Panel Paper: Addressing External Validity in within-Study Comparisons

Thursday, November 7, 2019
Plaza Building: Concourse Level, Governor's Square 10 (Sheraton Denver Downtown)

*Names in bold indicate Presenter

Mark White, University of Michigan


Within-study comparisons (WSC) have traditionally focused on comparing causal estimates from randomly assigned treatment and control groups to causal estimates from non-experimental approaches, where the non-experimental approach uses the experimental treatment group. This focuses attention on internal validity and the important question of whether non-experimental estimates are able to account for selection into the treatment and eliminate internal validity bias (as demonstrated by their ability to match experimental effect estimates). This, I argue, is an unfair evaluation of the usefulness of non-experimental approaches as non-experimental approaches often gain external validity at the cost of internal validity, a gain which typical WSC designs ignore. This is especially true in education where non-experimental estimates are often generated by comparative interrupted time series (CITS) analyses of samples much larger than are typical in experiments and arguably more generalizable to important inference populations. There is a need to expand WSC designs to account for issues related to external validity if WSC designs are to properly evaluate the usefulness of non-experimental approaches relative to experimental approaches.

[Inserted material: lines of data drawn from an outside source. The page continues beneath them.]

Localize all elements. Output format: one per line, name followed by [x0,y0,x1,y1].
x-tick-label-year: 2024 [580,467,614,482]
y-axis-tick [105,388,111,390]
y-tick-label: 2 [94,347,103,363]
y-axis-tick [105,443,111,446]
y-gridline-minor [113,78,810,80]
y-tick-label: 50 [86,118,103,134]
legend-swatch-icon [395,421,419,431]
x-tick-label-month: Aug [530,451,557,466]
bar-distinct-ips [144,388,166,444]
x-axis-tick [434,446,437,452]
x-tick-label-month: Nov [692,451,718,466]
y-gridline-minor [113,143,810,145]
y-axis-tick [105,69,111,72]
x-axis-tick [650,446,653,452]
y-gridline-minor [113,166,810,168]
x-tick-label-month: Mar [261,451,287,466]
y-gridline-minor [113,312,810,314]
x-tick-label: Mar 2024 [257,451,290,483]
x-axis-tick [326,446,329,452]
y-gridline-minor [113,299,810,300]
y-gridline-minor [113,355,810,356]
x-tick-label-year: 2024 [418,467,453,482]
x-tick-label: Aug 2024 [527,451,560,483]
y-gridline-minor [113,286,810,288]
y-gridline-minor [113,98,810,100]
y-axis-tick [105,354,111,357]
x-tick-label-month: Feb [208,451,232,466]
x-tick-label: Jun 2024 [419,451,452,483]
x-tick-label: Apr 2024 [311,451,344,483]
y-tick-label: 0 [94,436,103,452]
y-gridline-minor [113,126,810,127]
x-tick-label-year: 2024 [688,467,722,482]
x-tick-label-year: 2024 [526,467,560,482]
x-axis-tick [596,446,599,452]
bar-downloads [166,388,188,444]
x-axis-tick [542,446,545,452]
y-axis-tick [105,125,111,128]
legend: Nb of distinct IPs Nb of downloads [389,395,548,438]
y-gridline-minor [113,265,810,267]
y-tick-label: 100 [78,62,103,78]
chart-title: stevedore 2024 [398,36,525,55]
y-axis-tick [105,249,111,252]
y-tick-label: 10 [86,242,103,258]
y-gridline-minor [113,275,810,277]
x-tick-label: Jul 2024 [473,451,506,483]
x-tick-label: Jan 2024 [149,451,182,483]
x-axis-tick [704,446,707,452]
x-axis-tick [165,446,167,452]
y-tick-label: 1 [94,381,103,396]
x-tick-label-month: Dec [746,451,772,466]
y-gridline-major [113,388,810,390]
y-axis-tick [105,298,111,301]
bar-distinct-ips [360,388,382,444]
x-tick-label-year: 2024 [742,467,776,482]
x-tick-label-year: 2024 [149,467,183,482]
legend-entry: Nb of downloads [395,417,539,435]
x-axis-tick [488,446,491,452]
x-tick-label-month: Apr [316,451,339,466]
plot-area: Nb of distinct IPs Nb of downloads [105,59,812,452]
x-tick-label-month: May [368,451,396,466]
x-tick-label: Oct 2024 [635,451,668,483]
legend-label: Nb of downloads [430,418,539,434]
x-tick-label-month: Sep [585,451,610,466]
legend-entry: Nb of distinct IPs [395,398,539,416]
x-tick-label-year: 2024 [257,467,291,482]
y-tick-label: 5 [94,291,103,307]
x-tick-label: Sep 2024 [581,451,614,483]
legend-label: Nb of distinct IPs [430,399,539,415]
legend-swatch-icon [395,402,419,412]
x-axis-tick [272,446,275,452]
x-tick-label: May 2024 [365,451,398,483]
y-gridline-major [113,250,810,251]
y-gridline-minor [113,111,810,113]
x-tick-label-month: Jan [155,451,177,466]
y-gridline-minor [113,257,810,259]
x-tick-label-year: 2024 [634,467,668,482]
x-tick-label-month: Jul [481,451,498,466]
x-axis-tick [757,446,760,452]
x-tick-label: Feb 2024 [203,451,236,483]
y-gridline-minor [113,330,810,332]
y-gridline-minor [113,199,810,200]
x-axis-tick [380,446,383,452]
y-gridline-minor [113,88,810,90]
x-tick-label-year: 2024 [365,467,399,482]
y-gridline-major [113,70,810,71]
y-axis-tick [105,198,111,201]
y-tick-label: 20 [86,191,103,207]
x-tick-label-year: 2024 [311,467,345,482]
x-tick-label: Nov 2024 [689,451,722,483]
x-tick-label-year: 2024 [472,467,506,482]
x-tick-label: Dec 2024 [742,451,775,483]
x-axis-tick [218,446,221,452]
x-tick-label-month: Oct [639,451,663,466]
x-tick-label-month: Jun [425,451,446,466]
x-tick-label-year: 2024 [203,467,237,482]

This study proposes an expansion to WSC designs to incorporate concerns of external validity. Namely, we propose adding a second non-experimental analysis that studies the full inference population. For example, in an evaluation of a school improvement program, the second non-experimental study would analyze all schools that are using the program using a CITS design (defining these schools as the inference population). This results in three causal estimates, the experimental estimate, the non-experimental estimate on the experimental population, and the non-experimental estimate on the inference population. The first two estimates potentially have external validity bias while the last two potentially have internal validity bias. Under a set of assumptions, which we detail, we can use these three estimates to get both an estimate of the internal validity bias due to non-random assignment to treatment in the non-experimental approaches (using the difference between the non-experimental estimate on the experimental sample and the experimental estimate) and an estimate of the external validity bias due to non-randomly sampling the experimental sample from the inference population (using the difference between the two non-experimental estimates). Comparing the internal and external validity bias enables a valuation of whether experimental or non-experimental approaches provide more accurate estimate of program effectiveness in the inference population. I demonstrate this approach using data from a recent experimental evaluation of a beginning literacy program called Burst©:Reading, showing the external validity bias is greater than internal validity bias (at least in the point estimate), suggesting non-experimental approaches are more accurate.

This expansion of WSC designs allows for a more authentic comparison of experimental and non-experimental approaches because it pits the strengths of experimental approaches (i.e. high internal validity) against the strengths of many non-experimental approaches (i.e. high external validity). As such, it more comprehensively portrays the trade-offs in different approaches to establishing evidence of program effectiveness. I discuss ways of further expanding this approach to incorporate multiple inference populations.